IBM CEO Rometty Pledges 25,000 Hires In Four Years On The Eve Of Trump Meeting
IBM CEO Ginni Rometty penned a piece in USA Today on Tuesday pledging Big Blue would create 25,000 jobs over the next four years in the United States.
The hiring declaration, which included announcing a $1 billion investment in employee training and development, came as the lead-in to a Wednesday meeting between tech leaders, including Rometty, and the incoming Trump administration.
Of the new hires, 6,000 are planned for 2017, Rometty said.
[Related: IBM Source: Layoffs Fewer Than Feared, Just In Excess Of 10,000 Globally]
But Rometty's pledge didn't address whether the new hires would represent a net expansion of IBM's U.S. or global workforce or just more restructuring.
IBM has been saying—and Rometty repeated in the article—that it has thousands of open positions on the books for applicants with valued skill sets. At the same time, IBM has been consistently paring its workforce.

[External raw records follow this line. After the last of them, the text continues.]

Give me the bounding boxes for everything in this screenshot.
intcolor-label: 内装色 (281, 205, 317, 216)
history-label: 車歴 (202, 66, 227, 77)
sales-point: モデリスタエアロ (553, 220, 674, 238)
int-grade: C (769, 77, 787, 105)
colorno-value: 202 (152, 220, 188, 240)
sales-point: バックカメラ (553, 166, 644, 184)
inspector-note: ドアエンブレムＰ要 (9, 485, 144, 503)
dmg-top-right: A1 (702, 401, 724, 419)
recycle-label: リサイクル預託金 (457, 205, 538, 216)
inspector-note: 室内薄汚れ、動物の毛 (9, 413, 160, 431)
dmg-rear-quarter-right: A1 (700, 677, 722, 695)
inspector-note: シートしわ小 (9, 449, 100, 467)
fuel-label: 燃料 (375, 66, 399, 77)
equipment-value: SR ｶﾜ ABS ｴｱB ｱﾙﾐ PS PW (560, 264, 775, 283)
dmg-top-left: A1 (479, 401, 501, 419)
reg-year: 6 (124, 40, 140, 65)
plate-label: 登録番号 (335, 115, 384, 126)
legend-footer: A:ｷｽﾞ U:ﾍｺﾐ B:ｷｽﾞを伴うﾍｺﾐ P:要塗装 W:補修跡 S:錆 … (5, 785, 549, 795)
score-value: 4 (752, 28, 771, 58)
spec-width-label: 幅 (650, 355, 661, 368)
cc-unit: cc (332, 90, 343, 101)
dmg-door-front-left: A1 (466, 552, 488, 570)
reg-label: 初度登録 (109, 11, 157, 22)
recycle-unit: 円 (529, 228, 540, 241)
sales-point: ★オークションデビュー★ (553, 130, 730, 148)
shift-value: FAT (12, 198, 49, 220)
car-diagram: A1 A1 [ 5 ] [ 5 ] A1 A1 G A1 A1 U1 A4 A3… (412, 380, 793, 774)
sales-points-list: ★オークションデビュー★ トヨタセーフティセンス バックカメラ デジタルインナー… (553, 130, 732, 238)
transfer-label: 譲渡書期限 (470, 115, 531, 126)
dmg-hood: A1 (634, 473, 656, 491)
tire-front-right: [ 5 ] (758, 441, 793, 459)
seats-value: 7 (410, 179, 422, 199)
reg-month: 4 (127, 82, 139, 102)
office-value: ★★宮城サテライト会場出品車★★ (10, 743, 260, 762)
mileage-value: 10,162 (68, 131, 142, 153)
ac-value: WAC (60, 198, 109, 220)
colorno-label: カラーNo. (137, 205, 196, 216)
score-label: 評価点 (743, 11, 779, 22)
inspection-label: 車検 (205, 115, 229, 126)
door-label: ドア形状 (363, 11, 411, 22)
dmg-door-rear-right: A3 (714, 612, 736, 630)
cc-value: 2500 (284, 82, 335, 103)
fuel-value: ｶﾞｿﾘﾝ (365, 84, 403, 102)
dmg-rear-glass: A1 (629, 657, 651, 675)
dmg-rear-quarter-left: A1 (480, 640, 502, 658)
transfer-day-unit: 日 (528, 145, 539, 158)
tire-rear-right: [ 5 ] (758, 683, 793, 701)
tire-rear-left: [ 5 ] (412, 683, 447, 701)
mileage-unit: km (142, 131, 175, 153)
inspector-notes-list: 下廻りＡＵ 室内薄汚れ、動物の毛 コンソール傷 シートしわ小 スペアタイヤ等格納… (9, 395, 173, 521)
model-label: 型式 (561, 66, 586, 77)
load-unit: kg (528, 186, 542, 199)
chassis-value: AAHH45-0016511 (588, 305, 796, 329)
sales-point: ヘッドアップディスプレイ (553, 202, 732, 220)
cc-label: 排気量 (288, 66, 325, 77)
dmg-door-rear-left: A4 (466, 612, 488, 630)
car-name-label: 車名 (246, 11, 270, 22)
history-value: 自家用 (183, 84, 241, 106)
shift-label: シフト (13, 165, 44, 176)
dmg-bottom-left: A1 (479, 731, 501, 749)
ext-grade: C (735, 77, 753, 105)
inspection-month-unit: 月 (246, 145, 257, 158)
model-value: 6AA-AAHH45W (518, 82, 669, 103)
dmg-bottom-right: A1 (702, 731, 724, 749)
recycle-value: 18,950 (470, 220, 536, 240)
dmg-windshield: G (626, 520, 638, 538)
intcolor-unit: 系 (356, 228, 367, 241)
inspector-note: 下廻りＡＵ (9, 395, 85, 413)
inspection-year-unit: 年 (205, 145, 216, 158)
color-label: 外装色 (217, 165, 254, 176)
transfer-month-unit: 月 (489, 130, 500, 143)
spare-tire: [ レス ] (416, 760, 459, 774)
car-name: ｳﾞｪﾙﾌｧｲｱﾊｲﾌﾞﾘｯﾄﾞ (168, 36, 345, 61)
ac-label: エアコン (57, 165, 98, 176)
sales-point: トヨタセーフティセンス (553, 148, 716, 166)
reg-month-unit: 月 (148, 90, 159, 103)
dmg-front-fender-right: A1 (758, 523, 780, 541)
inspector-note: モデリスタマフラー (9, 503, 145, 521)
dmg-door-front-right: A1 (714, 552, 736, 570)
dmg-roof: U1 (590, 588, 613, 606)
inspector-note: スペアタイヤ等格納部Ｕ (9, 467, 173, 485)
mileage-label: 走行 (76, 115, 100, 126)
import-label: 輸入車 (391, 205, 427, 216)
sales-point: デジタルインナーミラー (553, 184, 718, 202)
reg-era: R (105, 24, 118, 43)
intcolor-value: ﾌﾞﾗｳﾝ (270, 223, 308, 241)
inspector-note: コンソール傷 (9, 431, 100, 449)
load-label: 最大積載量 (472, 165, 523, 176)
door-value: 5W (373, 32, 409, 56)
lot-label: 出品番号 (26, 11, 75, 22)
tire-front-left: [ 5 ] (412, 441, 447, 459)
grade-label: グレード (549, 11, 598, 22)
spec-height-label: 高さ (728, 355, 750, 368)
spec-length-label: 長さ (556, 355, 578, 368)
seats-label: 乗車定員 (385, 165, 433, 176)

An IBM representative didn't comment on the matter of net job gains to CRN.
"We are hiring because the nature of work is evolving – and that is also why so many of these jobs remain hard to fill," Rometty wrote. "As industries from manufacturing to agriculture are reshaped by data science and cloud computing, jobs are being created that demand new skills – which in turn requires new approaches to education, training and recruiting."
IBM has been restructuring its workforce in recent years as the century-old tech company shifts its focus to delivering its products through a cloud-based model and expanding into emerging technology sectors like cognitive computing.
In March, a source in the company told CRN that IBM was planning to layoff some 10,000 employees around the world – a low-single-digit percentage change in the company's 370,000 strong work force at the time.